Mobile money limits in Madagascar: MVola and Orange Money
The limit to remember in Madagascar is 20,000,000 Ar per transfer operation, on both MVola and Orange Money. Other caps apply by channel (for example card top-up via approcarte) and by your account tier (KYC). Here is how they fit together, and how to split a send that exceeds the limit.
| Limit | Amount |
|---|---|
| Per operation (MVola and Orange Money) | 20,000,000 Ar |
| Monthly card send (approcarte) | shown on the portal |
The per-operation cap: 20 million ariary
The per-operation transfer cap is 20,000,000 Ar, on MVola as on Orange Money (operator schedules). It is a per-transaction cap: to send more, you must make several operations. Note that splitting multiplies the fees, since each send carries its own fee band — work out the total cost before breaking up a large amount.

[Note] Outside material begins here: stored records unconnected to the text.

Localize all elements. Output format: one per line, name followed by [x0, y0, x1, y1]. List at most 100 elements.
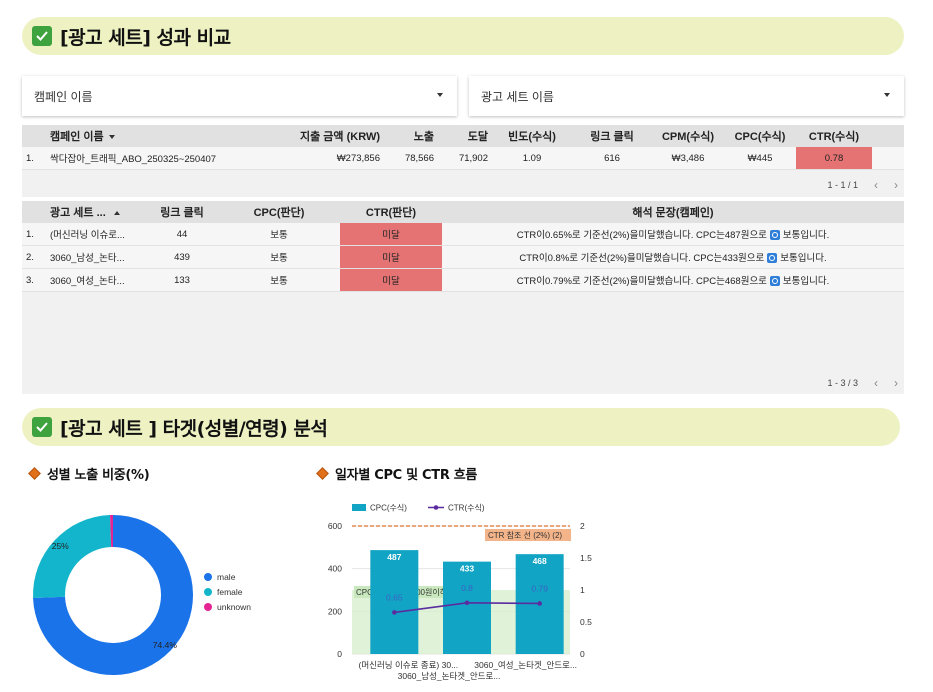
sort-desc-icon — [108, 135, 115, 140]
campaign-table: 캠페인 이름 지출 금액 (KRW) 노출 도달 빈도(수식) 링크 클릭 CP… — [22, 125, 904, 197]
y-left-tick-label: 400 — [328, 564, 342, 574]
spend-cell: ₩273,856 — [336, 152, 380, 164]
cpc-judge-cell: 보통 — [270, 230, 288, 241]
column-header-cpc-judge[interactable]: CPC(판단) — [253, 207, 305, 219]
y-left-tick-label: 200 — [328, 606, 342, 616]
legend-dot — [204, 603, 212, 611]
column-header-cpc[interactable]: CPC(수식) — [734, 131, 786, 143]
adset-name-cell: (머신러닝 이슈로... — [50, 230, 125, 241]
column-header-frequency[interactable]: 빈도(수식) — [508, 131, 556, 143]
column-header-cpm[interactable]: CPM(수식) — [661, 131, 714, 143]
table-row[interactable]: 1. 싹다잡아_트래픽_ABO_250325~250407 ₩273,856 7… — [22, 147, 904, 170]
cpc-cell: ₩445 — [747, 152, 773, 164]
cpc-judge-cell: 보통 — [270, 276, 288, 287]
check-icon — [32, 417, 52, 437]
column-header-ctr-judge[interactable]: CTR(판단) — [365, 207, 417, 219]
ctr-reference-line-label: CTR 참조 선 (2%) (2) — [488, 530, 562, 540]
y-right-tick-label: 0.5 — [580, 617, 592, 627]
column-header-interpretation[interactable]: 해석 문장(캠페인) — [632, 207, 714, 219]
cpm-cell: ₩3,486 — [671, 152, 705, 164]
pagination: 1 - 3 / 3 ‹ › — [827, 376, 898, 390]
table-row[interactable]: 3. 3060_여성_논타... 133 보통 미달 CTR이0.79%로 기준… — [22, 269, 904, 292]
ref-label-bg — [485, 529, 571, 541]
legend-item-male[interactable]: male — [204, 572, 251, 582]
next-page-icon[interactable]: › — [894, 178, 898, 192]
pagination: 1 - 1 / 1 ‹ › — [827, 178, 898, 192]
chevron-down-icon — [884, 93, 890, 97]
pie-slice-unknown[interactable] — [109, 515, 113, 548]
chevron-down-icon — [437, 93, 443, 97]
column-header-spend[interactable]: 지출 금액 (KRW) — [300, 131, 380, 143]
pie-slice-label: 74.4% — [153, 640, 178, 650]
adset-name-cell: 3060_남성_논타... — [50, 253, 125, 264]
prev-page-icon[interactable]: ‹ — [874, 376, 878, 390]
y-right-tick-label: 1.5 — [580, 553, 592, 563]
legend-item-unknown[interactable]: unknown — [204, 602, 251, 612]
adset-filter-dropdown[interactable]: 광고 세트 이름 — [469, 76, 904, 116]
table-header: 캠페인 이름 지출 금액 (KRW) 노출 도달 빈도(수식) 링크 클릭 CP… — [22, 125, 904, 147]
gender-donut-chart: 74.4% 25% — [33, 515, 194, 675]
ctr-value-label: 0.65 — [386, 592, 403, 602]
bar-cpc[interactable] — [370, 550, 419, 654]
ctr-point[interactable] — [537, 601, 542, 606]
link-clicks-cell: 439 — [174, 251, 190, 263]
link-clicks-cell: 616 — [604, 152, 620, 164]
ctr-value-label: 0.79 — [531, 583, 548, 593]
diamond-icon — [316, 467, 329, 480]
bar-value-label: 468 — [533, 556, 547, 566]
column-header-reach[interactable]: 도달 — [467, 131, 488, 143]
prev-page-icon[interactable]: ‹ — [874, 178, 878, 192]
section-banner-target: [광고 세트 ] 타겟(성별/연령) 분석 — [22, 408, 900, 446]
column-header-adset-name[interactable]: 광고 세트 ... — [46, 204, 146, 220]
ctr-judge-cell: 미달 — [340, 269, 442, 291]
legend-item-female[interactable]: female — [204, 587, 251, 597]
link-clicks-cell: 44 — [176, 228, 188, 240]
column-header-link-clicks[interactable]: 링크 클릭 — [590, 131, 634, 143]
bar-value-label: 487 — [387, 552, 401, 562]
table-row[interactable]: 2. 3060_남성_논타... 439 보통 미달 CTR이0.8%로 기준선… — [22, 246, 904, 269]
link-clicks-cell: 133 — [174, 274, 190, 286]
column-header-impressions[interactable]: 노출 — [413, 131, 434, 143]
adset-name-cell: 3060_여성_논타... — [50, 276, 125, 287]
campaign-filter-dropdown[interactable]: 캠페인 이름 — [22, 76, 457, 116]
gender-legend: male female unknown — [204, 572, 251, 617]
section-banner-performance: [광고 세트] 성과 비교 — [22, 17, 904, 55]
next-page-icon[interactable]: › — [894, 376, 898, 390]
column-header-ctr[interactable]: CTR(수식) — [808, 131, 860, 143]
row-index: 3. — [26, 274, 34, 286]
section-title: [광고 세트] 성과 비교 — [60, 26, 231, 49]
bar-value-label: 433 — [460, 564, 474, 574]
x-tick-label: (머신러닝 이슈로 종료) 30... — [358, 660, 458, 670]
info-icon — [769, 276, 780, 287]
ctr-point[interactable] — [392, 610, 397, 615]
table-row[interactable]: 1. (머신러닝 이슈로... 44 보통 미달 CTR이0.65%로 기준선(… — [22, 223, 904, 246]
ctr-value-label: 0.8 — [461, 583, 473, 593]
pie-slice-label: 25% — [52, 541, 69, 551]
row-index: 1. — [26, 152, 34, 164]
legend-dot — [204, 573, 212, 581]
pie-slice-female[interactable] — [33, 515, 112, 599]
legend-marker-ctr — [433, 505, 439, 510]
legend-label: male — [217, 572, 236, 582]
y-left-tick-label: 600 — [328, 521, 342, 531]
cpc-judge-cell: 보통 — [270, 253, 288, 264]
info-icon — [769, 230, 780, 241]
column-header-campaign-name[interactable]: 캠페인 이름 — [46, 128, 270, 144]
ctr-judge-cell: 미달 — [340, 223, 442, 245]
frequency-cell: 1.09 — [522, 152, 542, 164]
pie-slice-male[interactable] — [33, 515, 194, 675]
legend-label: female — [217, 587, 243, 597]
y-right-tick-label: 0 — [580, 649, 585, 659]
reach-cell: 71,902 — [458, 152, 488, 164]
legend-dot — [204, 588, 212, 596]
pagination-label: 1 - 1 / 1 — [827, 180, 858, 190]
column-header-link-clicks[interactable]: 링크 클릭 — [160, 207, 204, 219]
y-right-tick-label: 1 — [580, 585, 585, 595]
legend-label-ctr: CTR(수식) — [448, 504, 485, 513]
bar-cpc[interactable] — [443, 561, 491, 654]
y-left-tick-label: 0 — [337, 649, 342, 659]
pagination-label: 1 - 3 / 3 — [827, 378, 858, 388]
ctr-point[interactable] — [464, 600, 470, 606]
daily-chart-title: 일자별 CPC 및 CTR 흐름 — [316, 464, 477, 483]
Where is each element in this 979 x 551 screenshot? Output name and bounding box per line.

The monthly card-top-up cap (approcarte)
The official approcarte.orange.mg portal, which lets you top up the Orange Money wallet by bank card, applies a maximum monthly send cap. The exact figure is shown on the portal itself; we do not publish an unconfirmed number. Before a large card top-up (useful for the diaspora), check the current month's limit directly on approcarte.orange.mg.
Your account tier (KYC) sets your ceiling
Effective limits also depend on your account's verification tier. A basic account, opened with minimal information, has lower caps than a fully verified account with registered ID. To raise your limit, complete your verification (KYC) at an Orange Money or MVola agent with a valid ID — it is free and unlocks the higher limits.
Splitting a large send: the move and its trap
To exceed the per-operation cap, the only route is to split into several sends. But each send carries its own fee band, so breaking up costs more than sending in one go where possible. The reverse trick — sending just under a band edge to pay less — is detailed on the Orange and MVola fee pages, not here, to avoid duplicating the tables.
Finally, a compliance note: unusual patterns — many splits in quick succession, or amounts consistently near the caps — can trigger a review by the operator. That is a normal anti-money-laundering measure; keep your supporting documents if you regularly move large amounts.